2. For non-life-threatening and non-systemic disease, try the following sequentially:
2 Provide analgesia and treat stiffness
Morning stiffness
1. A warm bath/shower or hot packs may be helpful.
2. May be seen the morning after a particularly physical and busy day (e.g. school sport).
3. Treat with nocturnal, longer-acting, non-steroidal anti-inflammatory drugs (NSAIDs) (e.g. dispersible piroxicam, naproxen, indomethacin), or by taking a morning dose of shorter-acting types (e.g. ibuprofen).
3 Maintain joint function
1. Physiotherapy (including hydrotherapy) to maintain the joint range of movement (ROM) (e.g. stretching), muscle strength (exercise) and gait education.
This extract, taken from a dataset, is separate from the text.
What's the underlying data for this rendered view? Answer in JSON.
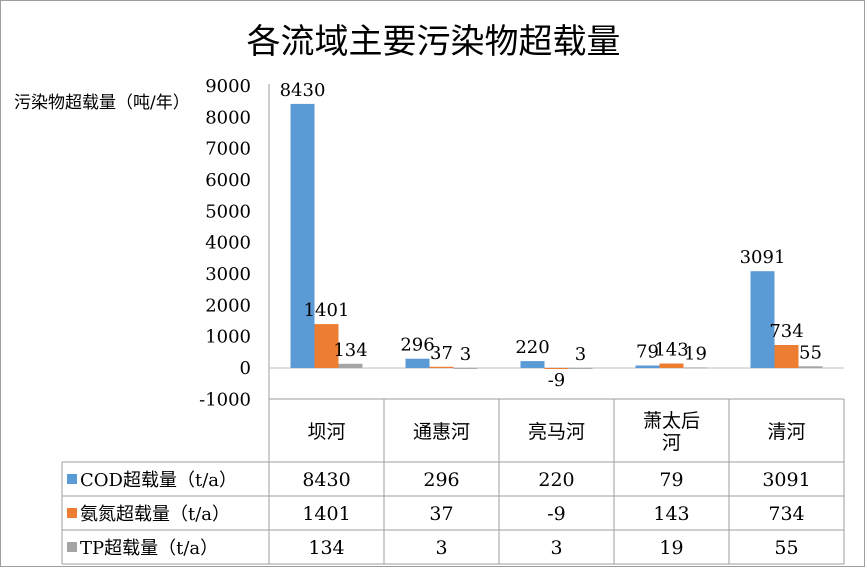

Particularly useful types of activity that help joint range and strength are walking, cycling and swimming, which need to be done at least 4–5 times during the week.
2. Attention to footwear (e.g. sports shoes with a supportive arch are comfortable and often appropriate) or wearing custom-made orthotics for leg length discrepancy or deformities (e.g. genu valgus, from epiphyseal overgrowth; measure the intermalleolar distance to monitor this).